Secondly, as foreigners, companies, and investors continue to
accumulate cash and the government continues to owe it, the only party
which is harmed from a further strengthening of the US dollar is the
US Government. There is just way too much incentive for the US
Government to concoct a way to squirm out of its debt obligations. It
is simply the only path. It will not default, but will inflate its way
out, reducing the 'real' price of current obligations.
That is why it is important to be long gold and short the market. For
now gold is holding up better than the market in the current
environment of asset deflation. But when the pendulum swings back to
inflation (I suspect months not years) the price of gold will rocket
much faster than the nominal prices of stocks. I'll place my bet
alongside the 5000-year history of failed paper currencies against
hubris of economists who think they have figured out a better system.

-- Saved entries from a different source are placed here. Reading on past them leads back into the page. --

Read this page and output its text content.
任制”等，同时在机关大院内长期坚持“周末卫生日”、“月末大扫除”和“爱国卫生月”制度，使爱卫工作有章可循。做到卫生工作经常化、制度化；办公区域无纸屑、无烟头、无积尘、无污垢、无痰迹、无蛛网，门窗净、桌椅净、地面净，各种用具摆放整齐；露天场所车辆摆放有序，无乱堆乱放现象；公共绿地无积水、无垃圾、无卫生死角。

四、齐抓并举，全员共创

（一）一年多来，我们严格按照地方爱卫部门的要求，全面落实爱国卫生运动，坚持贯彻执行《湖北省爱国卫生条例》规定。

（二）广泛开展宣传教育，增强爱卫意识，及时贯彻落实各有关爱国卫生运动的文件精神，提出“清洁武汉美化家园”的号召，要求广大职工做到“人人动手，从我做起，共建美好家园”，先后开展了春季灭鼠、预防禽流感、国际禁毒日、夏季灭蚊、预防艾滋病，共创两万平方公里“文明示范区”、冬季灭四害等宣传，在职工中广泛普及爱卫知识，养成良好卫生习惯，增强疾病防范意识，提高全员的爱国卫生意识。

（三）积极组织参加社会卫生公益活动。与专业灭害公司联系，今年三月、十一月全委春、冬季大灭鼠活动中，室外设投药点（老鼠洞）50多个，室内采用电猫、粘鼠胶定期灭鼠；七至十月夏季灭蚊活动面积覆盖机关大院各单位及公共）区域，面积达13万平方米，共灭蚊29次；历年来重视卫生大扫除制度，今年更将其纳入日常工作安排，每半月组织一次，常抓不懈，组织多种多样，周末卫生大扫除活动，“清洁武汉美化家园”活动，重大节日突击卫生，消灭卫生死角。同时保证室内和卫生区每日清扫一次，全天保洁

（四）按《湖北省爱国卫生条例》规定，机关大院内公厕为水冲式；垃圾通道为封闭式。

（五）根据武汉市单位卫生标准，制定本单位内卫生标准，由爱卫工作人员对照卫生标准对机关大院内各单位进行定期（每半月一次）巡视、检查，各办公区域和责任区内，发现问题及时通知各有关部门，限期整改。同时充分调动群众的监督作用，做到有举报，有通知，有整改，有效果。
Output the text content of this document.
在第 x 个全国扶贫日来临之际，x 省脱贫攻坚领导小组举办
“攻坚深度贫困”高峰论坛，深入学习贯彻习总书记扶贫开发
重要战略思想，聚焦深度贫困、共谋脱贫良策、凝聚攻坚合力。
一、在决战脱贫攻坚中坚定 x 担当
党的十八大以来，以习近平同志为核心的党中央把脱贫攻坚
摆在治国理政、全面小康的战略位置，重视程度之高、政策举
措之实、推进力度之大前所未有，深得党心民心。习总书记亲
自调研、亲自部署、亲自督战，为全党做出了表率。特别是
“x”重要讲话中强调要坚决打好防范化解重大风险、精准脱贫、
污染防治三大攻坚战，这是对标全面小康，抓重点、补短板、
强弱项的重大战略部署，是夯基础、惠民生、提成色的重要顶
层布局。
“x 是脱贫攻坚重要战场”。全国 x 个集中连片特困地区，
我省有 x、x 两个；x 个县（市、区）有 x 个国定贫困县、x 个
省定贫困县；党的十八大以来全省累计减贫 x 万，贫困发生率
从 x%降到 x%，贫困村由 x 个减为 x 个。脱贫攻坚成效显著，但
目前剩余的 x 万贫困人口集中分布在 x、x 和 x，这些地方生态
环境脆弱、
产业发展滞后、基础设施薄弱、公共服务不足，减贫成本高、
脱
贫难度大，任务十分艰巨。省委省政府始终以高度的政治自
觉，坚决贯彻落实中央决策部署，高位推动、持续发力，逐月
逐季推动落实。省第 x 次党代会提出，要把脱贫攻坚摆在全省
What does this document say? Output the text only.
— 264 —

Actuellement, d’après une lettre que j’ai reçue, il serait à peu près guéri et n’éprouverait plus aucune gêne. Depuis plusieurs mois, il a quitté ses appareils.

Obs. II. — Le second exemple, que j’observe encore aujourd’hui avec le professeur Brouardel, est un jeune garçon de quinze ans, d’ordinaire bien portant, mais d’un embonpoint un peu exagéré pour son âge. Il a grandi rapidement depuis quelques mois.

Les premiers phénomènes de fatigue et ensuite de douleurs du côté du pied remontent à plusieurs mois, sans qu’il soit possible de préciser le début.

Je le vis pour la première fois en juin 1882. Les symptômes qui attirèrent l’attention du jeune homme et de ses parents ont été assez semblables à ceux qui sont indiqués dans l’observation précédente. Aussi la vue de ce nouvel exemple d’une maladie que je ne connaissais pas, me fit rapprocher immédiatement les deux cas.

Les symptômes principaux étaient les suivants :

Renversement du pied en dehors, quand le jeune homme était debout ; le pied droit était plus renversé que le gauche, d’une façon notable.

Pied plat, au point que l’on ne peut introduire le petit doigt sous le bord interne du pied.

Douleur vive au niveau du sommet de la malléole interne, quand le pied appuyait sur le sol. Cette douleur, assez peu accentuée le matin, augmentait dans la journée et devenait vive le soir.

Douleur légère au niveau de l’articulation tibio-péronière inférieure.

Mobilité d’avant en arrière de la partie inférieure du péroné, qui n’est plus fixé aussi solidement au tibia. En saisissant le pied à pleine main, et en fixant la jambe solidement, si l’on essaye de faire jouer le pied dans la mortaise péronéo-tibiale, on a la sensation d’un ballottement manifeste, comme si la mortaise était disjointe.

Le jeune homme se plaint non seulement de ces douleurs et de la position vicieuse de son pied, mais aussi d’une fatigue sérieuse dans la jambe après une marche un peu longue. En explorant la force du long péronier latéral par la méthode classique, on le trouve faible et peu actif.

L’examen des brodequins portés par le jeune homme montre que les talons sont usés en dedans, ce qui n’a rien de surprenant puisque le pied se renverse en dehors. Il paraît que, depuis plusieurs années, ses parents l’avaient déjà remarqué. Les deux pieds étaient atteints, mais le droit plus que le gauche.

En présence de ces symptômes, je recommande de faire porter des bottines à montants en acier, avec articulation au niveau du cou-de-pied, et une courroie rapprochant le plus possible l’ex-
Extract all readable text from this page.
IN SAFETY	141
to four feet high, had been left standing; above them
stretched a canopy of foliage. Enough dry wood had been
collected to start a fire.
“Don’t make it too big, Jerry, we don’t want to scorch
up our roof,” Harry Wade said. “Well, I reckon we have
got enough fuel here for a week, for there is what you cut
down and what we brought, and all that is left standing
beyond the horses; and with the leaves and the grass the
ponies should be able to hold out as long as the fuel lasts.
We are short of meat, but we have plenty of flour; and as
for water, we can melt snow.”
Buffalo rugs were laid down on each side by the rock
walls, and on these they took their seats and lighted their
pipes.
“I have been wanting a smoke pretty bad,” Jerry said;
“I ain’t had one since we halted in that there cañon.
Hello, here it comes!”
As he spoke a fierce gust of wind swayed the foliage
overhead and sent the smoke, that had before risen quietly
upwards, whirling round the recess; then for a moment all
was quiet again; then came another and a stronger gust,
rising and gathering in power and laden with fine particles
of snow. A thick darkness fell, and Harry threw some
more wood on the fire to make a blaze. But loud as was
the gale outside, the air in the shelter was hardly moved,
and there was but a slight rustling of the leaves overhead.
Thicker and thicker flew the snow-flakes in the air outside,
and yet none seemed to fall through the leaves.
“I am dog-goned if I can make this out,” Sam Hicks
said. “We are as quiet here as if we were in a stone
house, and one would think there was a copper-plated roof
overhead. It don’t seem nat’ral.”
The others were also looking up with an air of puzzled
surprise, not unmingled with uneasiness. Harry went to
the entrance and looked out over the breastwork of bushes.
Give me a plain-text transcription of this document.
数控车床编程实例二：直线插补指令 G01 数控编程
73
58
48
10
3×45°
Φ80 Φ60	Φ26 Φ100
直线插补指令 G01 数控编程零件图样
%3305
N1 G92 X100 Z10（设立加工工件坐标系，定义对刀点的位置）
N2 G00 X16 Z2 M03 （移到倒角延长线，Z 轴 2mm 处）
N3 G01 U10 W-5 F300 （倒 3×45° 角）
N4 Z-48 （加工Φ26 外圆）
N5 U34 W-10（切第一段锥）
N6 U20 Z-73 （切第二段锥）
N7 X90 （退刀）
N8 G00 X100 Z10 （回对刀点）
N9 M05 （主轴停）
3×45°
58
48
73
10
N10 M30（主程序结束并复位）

I have seen some estimates that would place the price of gold north of
$50,000/oz. to back all of the money in the world. However, this
number could come down dramatically with a few more months or years of
asset deflation and/or issuances of new currencies to replace
worthless ones.
Notwithstanding the drubbing portfolios have recently experienced, I
believe there is still too much optimism out there..."the Great
American spirit lives on...we have overcome worse than this...we made
it through the Great Depression", etc. The levels of panic and fear
are not as low as they were earlier in the year when the markets began
to crater in earnest. See chart from Barron's below:
I would dub this unhealthy condition as "irrational optimism" (clearly
no longer irrational exuberance). There are still too many financial
media experts comparing this to 1929 or 1974 and calling for a short-
term bottom and "tradable bounce" going into next year. There are too
many people looking to morsels of good news in a sea of bad. Just a
couple of days ago when Hewlett Packard announced their better-than-
expected earnings and lifted guidance, the giddiness of the
"objective" financial commentators reporting the news was palpable and
the knee-jerk reaction of the futures market was to rise sharply
higher. Well, ultimately, the markets ended that day lower as the
reality of the other 499 companies (only a slight exaggeration) are
expecting their fortunes to rapidly decline set in.
This morning news that Saudi Prince Alwaleed is boosting his stake in
Citigroup is giving the bulls' false hope once again. Futures have
rebounded again as investors cling to their irrational optimism.
You should employ investment strategies that exploit this human
fallacy to be optimistic when the evidence clearly points otherwise.
Optimism is a virtue which propels society forward and moves
individuals ahead in 'normal times'. The period we are entering is
going to be unlike anything this country has ever experienced.
On Nov 21, 10:51 am, Don Tiberone <s...@m...com> wrote:
> http://www.marketoracle.co.uk/index.php?name=News&fi
le=article&sid=7413
>
> Keynesian Economics- Revenge of the Barbarous Relic
> Economics / Deflation Nov 20, 2008 - 04:58 PM
>
I don't agree. There is 1.5 trillion dollars of gold in human hands:
it's not enough. If you let the price of gold shoot through the roof
then you are shooting yourself in the foot, because gold is an
industrial item for which there is no known substitute. A system on a
fixed basis as solid as gold has its advantages but the big problem is
that the supply of gold doesn't expand and the human race does. The
price of gold and any gold-backed currency would tend to rise and
result in deflation, a big problem.
I thinik that a completely worthless and imaginary currency such as we
have now is the right idea. You have to watch it carefully though so
it doesn't get out of hand, and this we haven't done. A dollar
collapse is possble.
Once the human race stops its rapid progress and reaches some sort of
equilibrium then the gold standard looks good. But I won't live to
see it.
On Nov 20, 8:00 pm, p...@g...com wrote:
> Once the human race stops its rapid progress and reaches some sort of
> equilibrium then the gold standard looks good. But I won't live to
> see it.
I think you're too pessimistic. You can in lieu of gold have a basket
of commodities that you can trade. The key is a stable (fixed) money
supply, or one that slowly inflates to account for the 50% increase in
human population over the next half century.